One of the traditions of the church that I love and appreciate is the Christian year of seasons and holy days which are organized in and around two cycles:  the Christmas cycle of Advent-Christmas-Epiphany and the Easter cycle of Lent-Easter-Pentecost.  In between those cycles is a stretch of time called Ordinary Time.    

Worship is a multi-sensory experience, with colors used in our services to help us collectively attune to a particular time of the Christian year.  Blue, a color for hope, is often used during Advent.  Purple is a color of both penitence and royalty used during the preparatory seasons of Advent and Lent.  White and gold are joyous and festive colors used during the Christmas and Easter seasons, except the Day of Pentecost, which sports red.  White is also used on particular festive days such as Baptism of the Lord, Transfiguration, Christ the King, and All Saints.  Green is used for Ordinary Time, and symbolizes a time of growth.

Another fine tradition that Mt. Zion has beautifully embraced, is the use of colored glass windows depicting symbols and scenes recalling the Biblical narrative.  The use of such windows during the Medieval period down through the ages was a way for people to visualize stories from the Bible, whether they could read or not.  The beautiful windows in Mt. Zion’s sanctuary celebrate the ministry of Jesus in a collection of stained, German-cut and beveled glass. 

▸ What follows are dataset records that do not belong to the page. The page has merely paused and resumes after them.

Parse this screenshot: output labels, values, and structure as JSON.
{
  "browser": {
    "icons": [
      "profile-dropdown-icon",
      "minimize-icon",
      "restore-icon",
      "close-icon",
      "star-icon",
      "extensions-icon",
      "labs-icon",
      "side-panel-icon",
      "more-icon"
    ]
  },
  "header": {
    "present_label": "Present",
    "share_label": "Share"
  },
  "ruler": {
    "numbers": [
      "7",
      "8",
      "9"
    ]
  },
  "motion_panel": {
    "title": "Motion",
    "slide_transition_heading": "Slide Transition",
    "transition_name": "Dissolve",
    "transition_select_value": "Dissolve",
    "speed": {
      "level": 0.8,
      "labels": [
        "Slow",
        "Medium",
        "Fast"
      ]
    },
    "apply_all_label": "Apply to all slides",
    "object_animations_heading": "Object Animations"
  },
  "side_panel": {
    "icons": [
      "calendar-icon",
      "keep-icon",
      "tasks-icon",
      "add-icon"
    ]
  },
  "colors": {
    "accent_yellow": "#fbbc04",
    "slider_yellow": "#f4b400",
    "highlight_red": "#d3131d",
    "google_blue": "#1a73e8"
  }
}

For example, the window in this picture is entitled “Wedding at Cana,”
which recalls the first miracle of Jesus, in which he turned water into wine. 
The symbols are the clay jars and wedding symbol.

The window below is entitled “Feeding the Multitude,”
recalling the miracle near Capernaum, when Jesus fed five thousand
with five loaves and two fish.

I love these windows and was delighted to see them when I first came to Mt. Zion.  Throughout the year I hope to make use of them during our worship times, when I am preaching on Scripture passages which correspond to our windows.  In the meantime, I encourage you to look closely at all the windows and see if you can guess what aspect of Jesus and his ministry they represent.